Nechako Lakes MLA John Rustad (left)

FrontCounter BC opens in the Fort

A FrontCounter BC was opened locally by Steven Thomson, Minister of Forests, Lands and Natural Resource Operations, Nechako Lakes MLA John Rustad and Mayor Sandra Harwood on Wednesday, August 17.

Cake and photo ops marked the opening of a new service for the Fort.

A FrontCounter BC was opened locally by Steven Thomson, Minister of Forests, Lands and Natural Resource Operations, Nechako Lakes MLA John Rustad and Mayor Sandra Harwood on Wednesday, August 17.

“This helps support the overall objective of our provincial government in terms of working with the natural resource sector, creating integrated decision-making processes, improving our timelines and service to authorizations of permits to clients making good, informed decisions,” said Thomson.

Rustad gave the example of the Endako Mine’s recent expansion, which required 11 different permits they needed to apply for dealing with multiple ministries. Now they would be able to accomplish the same process through the one office.

The FrontCounter service will be available in the Fort St. James Ministry of Forests, Lands and Natural Resource Operations building on Stones Bay Road.

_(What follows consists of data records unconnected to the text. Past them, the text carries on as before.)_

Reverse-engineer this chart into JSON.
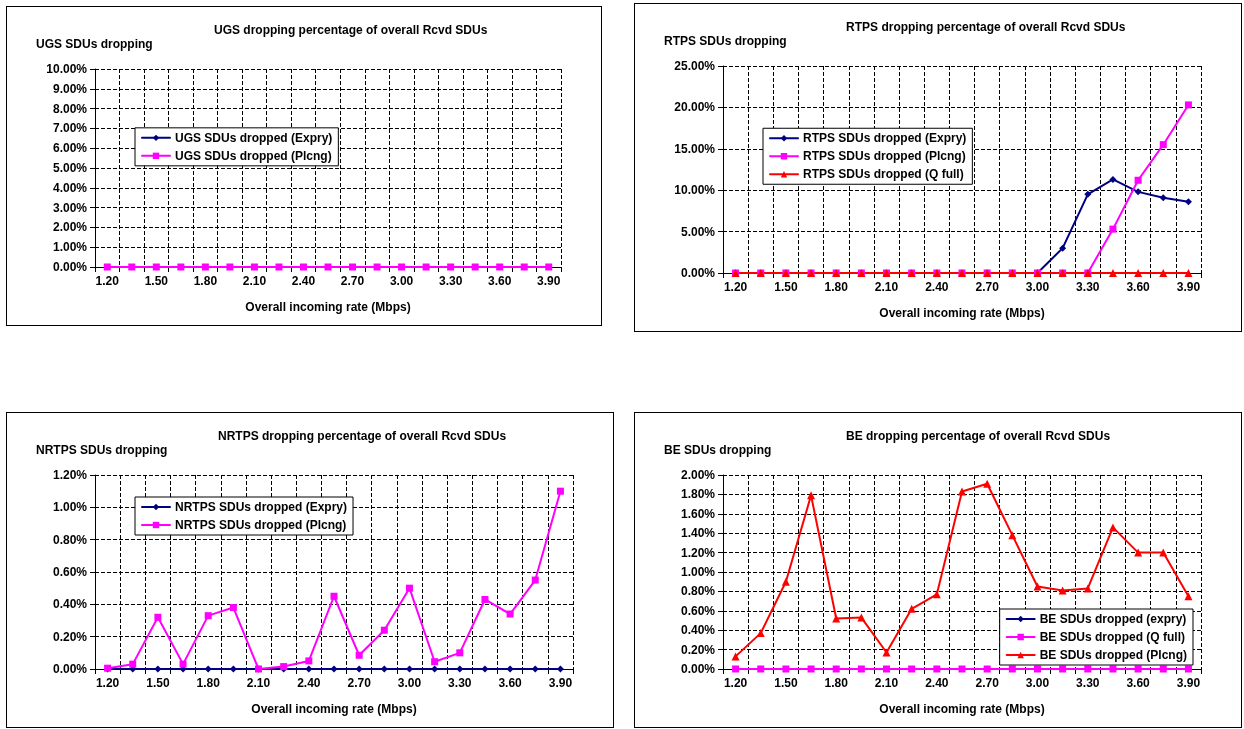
{
  "chart_data": [
    {
      "type": "line",
      "title": "UGS dropping percentage of overall Rcvd SDUs",
      "ylabel": "UGS SDUs dropping",
      "xlabel": "Overall incoming rate (Mbps)",
      "categories": [
        "1.20",
        null,
        "1.50",
        null,
        "1.80",
        null,
        "2.10",
        null,
        "2.40",
        null,
        "2.70",
        null,
        "3.00",
        null,
        "3.30",
        null,
        "3.60",
        null,
        "3.90"
      ],
      "series": [
        {
          "name": "UGS SDUs dropped (Expry)",
          "color": "#000080",
          "marker": "diamond",
          "values": [
            null,
            null,
            null,
            null,
            null,
            null,
            null,
            null,
            null,
            null,
            null,
            null,
            null,
            null,
            null,
            null,
            null,
            null,
            null
          ]
        },
        {
          "name": "UGS SDUs dropped (Plcng)",
          "color": "#ff00ff",
          "marker": "square",
          "values": [
            0,
            0,
            0,
            0,
            0,
            0,
            0,
            0,
            0,
            0,
            0,
            0,
            0,
            0,
            0,
            0,
            0,
            0,
            0
          ]
        }
      ],
      "ylim": [
        0,
        10
      ],
      "yticks": [
        {
          "value": 0,
          "label": "0.00%"
        },
        {
          "value": 1,
          "label": "1.00%"
        },
        {
          "value": 2,
          "label": "2.00%"
        },
        {
          "value": 3,
          "label": "3.00%"
        },
        {
          "value": 4,
          "label": "4.00%"
        },
        {
          "value": 5,
          "label": "5.00%"
        },
        {
          "value": 6,
          "label": "6.00%"
        },
        {
          "value": 7,
          "label": "7.00%"
        },
        {
          "value": 8,
          "label": "8.00%"
        },
        {
          "value": 9,
          "label": "9.00%"
        },
        {
          "value": 10,
          "label": "10.00%"
        }
      ],
      "grid": true,
      "legend": "center left",
      "line_style": "solid"
    },
    {
      "type": "line",
      "title": "RTPS dropping percentage of overall Rcvd SDUs",
      "ylabel": "RTPS SDUs dropping",
      "xlabel": "Overall incoming rate (Mbps)",
      "categories": [
        "1.20",
        null,
        "1.50",
        null,
        "1.80",
        null,
        "2.10",
        null,
        "2.40",
        null,
        "2.70",
        null,
        "3.00",
        null,
        "3.30",
        null,
        "3.60",
        null,
        "3.90"
      ],
      "series": [
        {
          "name": "RTPS SDUs dropped (Expry)",
          "color": "#000080",
          "marker": "diamond",
          "values": [
            null,
            null,
            null,
            null,
            null,
            null,
            null,
            null,
            null,
            null,
            null,
            null,
            0,
            3.0,
            9.5,
            11.3,
            9.8,
            9.1,
            8.6
          ]
        },
        {
          "name": "RTPS SDUs dropped (Plcng)",
          "color": "#ff00ff",
          "marker": "square",
          "values": [
            0,
            0,
            0,
            0,
            0,
            0,
            0,
            0,
            0,
            0,
            0,
            0,
            0,
            0,
            0,
            5.3,
            11.2,
            15.5,
            20.3
          ]
        },
        {
          "name": "RTPS SDUs dropped (Q full)",
          "color": "#ff0000",
          "marker": "triangle",
          "values": [
            0,
            0,
            0,
            0,
            0,
            0,
            0,
            0,
            0,
            0,
            0,
            0,
            0,
            0,
            0,
            0,
            0,
            0,
            0
          ]
        }
      ],
      "ylim": [
        0,
        25
      ],
      "yticks": [
        {
          "value": 0,
          "label": "0.00%"
        },
        {
          "value": 5,
          "label": "5.00%"
        },
        {
          "value": 10,
          "label": "10.00%"
        },
        {
          "value": 15,
          "label": "15.00%"
        },
        {
          "value": 20,
          "label": "20.00%"
        },
        {
          "value": 25,
          "label": "25.00%"
        }
      ],
      "grid": true,
      "legend": "center left",
      "line_style": "solid"
    },
    {
      "type": "line",
      "title": "NRTPS dropping percentage of overall Rcvd SDUs",
      "ylabel": "NRTPS SDUs dropping",
      "xlabel": "Overall incoming rate (Mbps)",
      "categories": [
        "1.20",
        null,
        "1.50",
        null,
        "1.80",
        null,
        "2.10",
        null,
        "2.40",
        null,
        "2.70",
        null,
        "3.00",
        null,
        "3.30",
        null,
        "3.60",
        null,
        "3.90"
      ],
      "series": [
        {
          "name": "NRTPS SDUs dropped (Expry)",
          "color": "#000080",
          "marker": "diamond",
          "values": [
            0,
            0,
            0,
            0,
            0,
            0,
            0,
            0,
            0,
            0,
            0,
            0,
            0,
            0,
            0,
            0,
            0,
            0,
            0
          ]
        },
        {
          "name": "NRTPS SDUs dropped (Plcng)",
          "color": "#ff00ff",
          "marker": "square",
          "values": [
            0.005,
            0.03,
            0.32,
            0.03,
            0.33,
            0.38,
            0.0,
            0.015,
            0.05,
            0.45,
            0.085,
            0.24,
            0.5,
            0.045,
            0.1,
            0.43,
            0.34,
            0.55,
            1.1
          ]
        }
      ],
      "ylim": [
        0,
        1.2
      ],
      "yticks": [
        {
          "value": 0,
          "label": "0.00%"
        },
        {
          "value": 0.2,
          "label": "0.20%"
        },
        {
          "value": 0.4,
          "label": "0.40%"
        },
        {
          "value": 0.6,
          "label": "0.60%"
        },
        {
          "value": 0.8,
          "label": "0.80%"
        },
        {
          "value": 1.0,
          "label": "1.00%"
        },
        {
          "value": 1.2,
          "label": "1.20%"
        }
      ],
      "grid": true,
      "legend": "top left",
      "line_style": "solid"
    },
    {
      "type": "line",
      "title": "BE dropping percentage of overall Rcvd SDUs",
      "ylabel": "BE SDUs dropping",
      "xlabel": "Overall incoming rate (Mbps)",
      "categories": [
        "1.20",
        null,
        "1.50",
        null,
        "1.80",
        null,
        "2.10",
        null,
        "2.40",
        null,
        "2.70",
        null,
        "3.00",
        null,
        "3.30",
        null,
        "3.60",
        null,
        "3.90"
      ],
      "series": [
        {
          "name": "BE SDUs dropped (expry)",
          "color": "#000080",
          "marker": "diamond",
          "values": [
            null,
            null,
            null,
            null,
            null,
            null,
            null,
            null,
            null,
            null,
            null,
            null,
            null,
            null,
            null,
            null,
            null,
            null,
            null
          ]
        },
        {
          "name": "BE SDUs dropped (Q full)",
          "color": "#ff00ff",
          "marker": "square",
          "values": [
            0,
            0,
            0,
            0,
            0,
            0,
            0,
            0,
            0,
            0,
            0,
            0,
            0,
            0,
            0,
            0,
            0,
            0,
            0
          ]
        },
        {
          "name": "BE SDUs dropped (Plcng)",
          "color": "#ff0000",
          "marker": "triangle",
          "values": [
            0.13,
            0.37,
            0.9,
            1.79,
            0.52,
            0.53,
            0.17,
            0.62,
            0.77,
            1.83,
            1.91,
            1.38,
            0.85,
            0.81,
            0.83,
            1.46,
            1.2,
            1.2,
            0.75
          ]
        }
      ],
      "ylim": [
        0,
        2
      ],
      "yticks": [
        {
          "value": 0,
          "label": "0.00%"
        },
        {
          "value": 0.2,
          "label": "0.20%"
        },
        {
          "value": 0.4,
          "label": "0.40%"
        },
        {
          "value": 0.6,
          "label": "0.60%"
        },
        {
          "value": 0.8,
          "label": "0.80%"
        },
        {
          "value": 1.0,
          "label": "1.00%"
        },
        {
          "value": 1.2,
          "label": "1.20%"
        },
        {
          "value": 1.4,
          "label": "1.40%"
        },
        {
          "value": 1.6,
          "label": "1.60%"
        },
        {
          "value": 1.8,
          "label": "1.80%"
        },
        {
          "value": 2.0,
          "label": "2.00%"
        }
      ],
      "grid": true,
      "legend": "bottom right",
      "line_style": "solid"
    }
  ]
}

Another FrontCounter was also being opened later in the day in Vanderhoof.

The service offers a single point of contact for people wanting to deal with any number of natural resource ministries and agencies and is aimed at improving natural resource-related ministry services in rural communities.

While in the past, dealing with provincial government permitting processes may have involved trips to various ministries and even trips to larger centres like Prince George, now the staff at FrontCounter BC can help with over 100 natural resource sector authorizations and permits from over 13 partner agencies.

The single point of contact hopefully allows staff to get the answers people need to navigate the different regulatory processes of the entire natural resource sector.

There are multiple FrontCounter offices across B.C., some in larger centers offering a wider range of services such as business registration and livestock registration, but the one in the Fort will be able to provide the natural resource authorizations related to things like forestry or fish and wildlife.

There will be four staff assigned to Front Counter, who will also be performing other functions, but will assist with FrontCounter services as needed.

There will be a forester, a technician and two clerical staff working for Front Counter, with a range of skills and knowledge.

“That’s the real beauty of FrontCounter is they use the existing staff,” said Lauri Deveau, who will be one of those assigned locally.

While she and the other staff will be performing duties they did before off of the side of their desks, they will now have a greater ability to draw on the expertise of the office and serve people across ministries, giving them greater leeway to provide more thorough service.

“It’s the follow-through really that’s important,” said Mark Hayter, who will also be working for FrontCounter.

 

Thomson said since the initiative began in 2005, client satisfaction with the service offered has been high and has produced more timely results.